First we will create a new directory for the krona output and link to the necessary files:
mkdir -p ~/mg-workshop/results/annotation/functional_annotation/krona/$SAMPLE cd ~/mg-workshop/results/annotation/functional_annotation/krona/$SAMPLE/ ln -s ~/mg-workshop/results/annotation/mapping/$SAMPLE/$SAMPLE.tpm ln -s ~/mg-workshop/results/annotation/functional_annotation/prokka/$SAMPLE/PROKKA.$SAMPLE.ec ln -s ~/mg-workshop/results/annotation/functional_annotation/prokka/$SAMPLE/PROKKA.$SAMPLE.cog ln -s ~/mg-workshop/results/annotation/functional_annotation/minpath/$SAMPLE/PROKKA.$SAMPLE.kegg.minpath ln -s ~/mg-workshop/results/annotation/functional_annotation/minpath/$SAMPLE/PROKKA.$SAMPLE.metacyc.minpath
Next, use the in-house genes.to.kronaTable.py script to produce the tabular output needed for KRONA.
For Metacyc pathways (from enzymes, only considering pathways predicted by MinPath):
genes.to.kronaTable.py -i PROKKA.$SAMPLE.ec -m ~/mg-workshop/reference_db/metacyc/ec.to.pwy -H ~/mg-workshop/reference_db/metacyc/pwy.hierarchy -n $SAMPLE -l <(grep "minpath 1" PROKKA.$SAMPLE.metacyc.minpath) -c $SAMPLE.tpm -o $SAMPLE.krona.metacyc.minpath.tab
For KEGG pathways (from enzymes, only considering pathways predicted by MinPath):
genes.to.kronaTable.py -i PROKKA.$SAMPLE.ec -m ~/mg-workshop/reference_db/kegg/ec.to.pwy -H ~/mg-workshop/reference_db/kegg/pwy.hierarchy -n $SAMPLE -l <(grep "minpath 1" PROKKA.$SAMPLE.kegg.minpath) -c $SAMPLE.tpm -o $SAMPLE.krona.kegg.minpath.tab
For COG annotations:
genes.to.kronaTable.py -i PROKKA.$SAMPLE.cog -m ~/mg-workshop/reference_db/cog/cog.to.cat -H ~/mg-workshop/reference_db/cog/cat.hierarchy -n $SAMPLE -c $SAMPLE.tpm -o $SAMPLE.krona.COG.tab
Finally, use Kronatools ktImportText script to generate the HTML files:
ktImportText -o $SAMPLE.krona.metacyc.minpath.html $SAMPLE.krona.metacyc.minpath.tab ktImportText -o $SAMPLE.krona.kegg.minpath.html $SAMPLE.krona.kegg.minpath.tab ktImportText -o $SAMPLE.krona.COG.html $SAMPLE.krona.COG.tab
Copy the resulting html files to your local computer with scp as before and open it a browser, like you did for the FastQC output.

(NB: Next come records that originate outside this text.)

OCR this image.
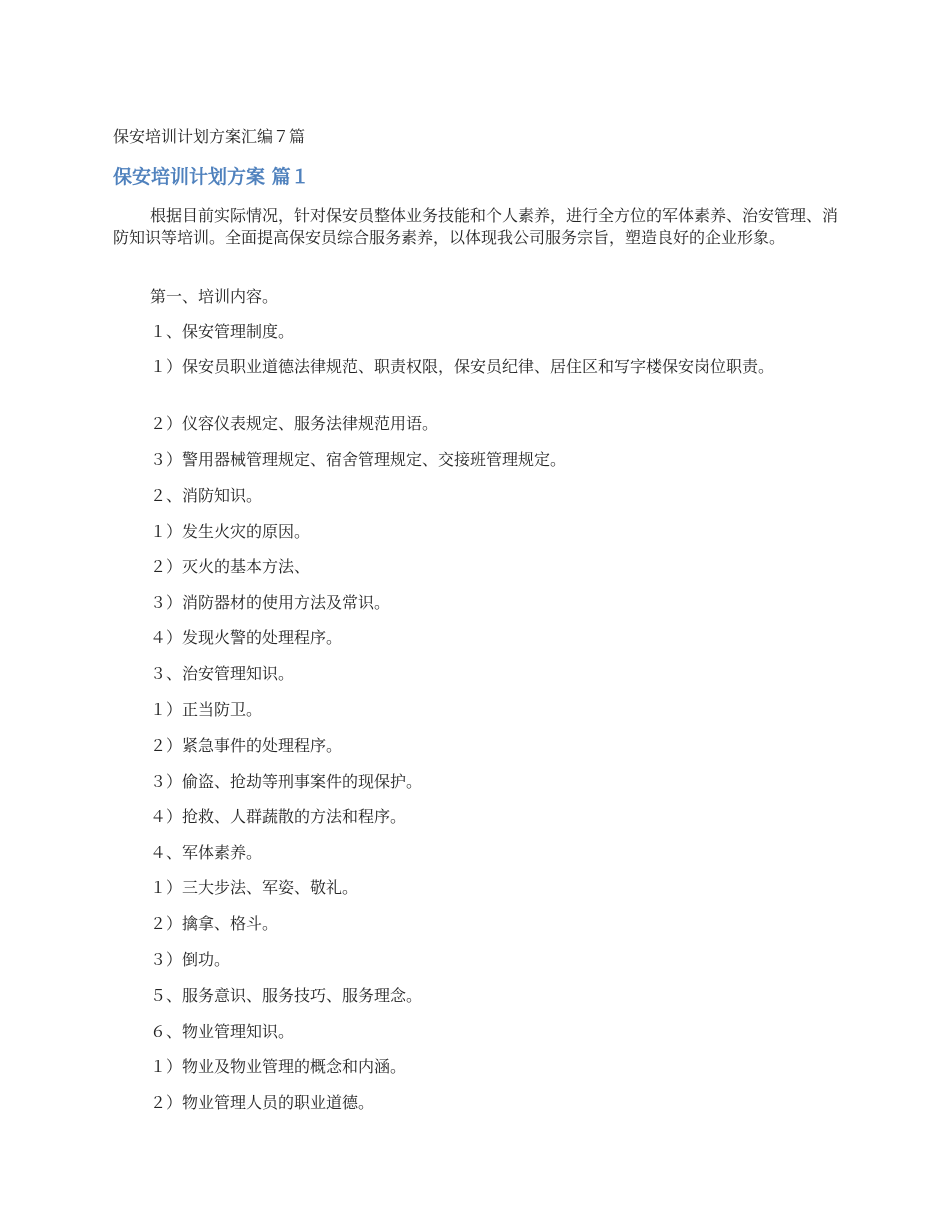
保安培训计划方案汇编７篇
保安培训计划方案 篇１

根据目前实际情况，针对保安员整体业务技能和个人素养，进行全方位的军体素养、治安管理、消防知识等培训。全面提高保安员综合服务素养，以体现我公司服务宗旨，塑造良好的企业形象。

第一、培训内容。

１、保安管理制度。

１）保安员职业道德法律规范、职责权限，保安员纪律、居住区和写字楼保安岗位职责。

２）仪容仪表规定、服务法律规范用语。

３）警用器械管理规定、宿舍管理规定、交接班管理规定。

２、消防知识。

１）发生火灾的原因。

２）灭火的基本方法、

３）消防器材的使用方法及常识。

４）发现火警的处理程序。

３、治安管理知识。

１）正当防卫。

２）紧急事件的处理程序。

３）偷盗、抢劫等刑事案件的现保护。

４）抢救、人群蔬散的方法和程序。

４、军体素养。

１）三大步法、军姿、敬礼。

２）擒拿、格斗。

３）倒功。

５、服务意识、服务技巧、服务理念。

６、物业管理知识。

１）物业及物业管理的概念和内涵。

２）物业管理人员的职业道德。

Question: What are the main differences between the databases you have worked with: COG, Metacyc and KEGG? Which one do you prefer and why?
Question: What are the main differences between the different samples (gut, skin and teeth)? Compare with results from other groups. Can you, for instance, find differences in degradation of compounds?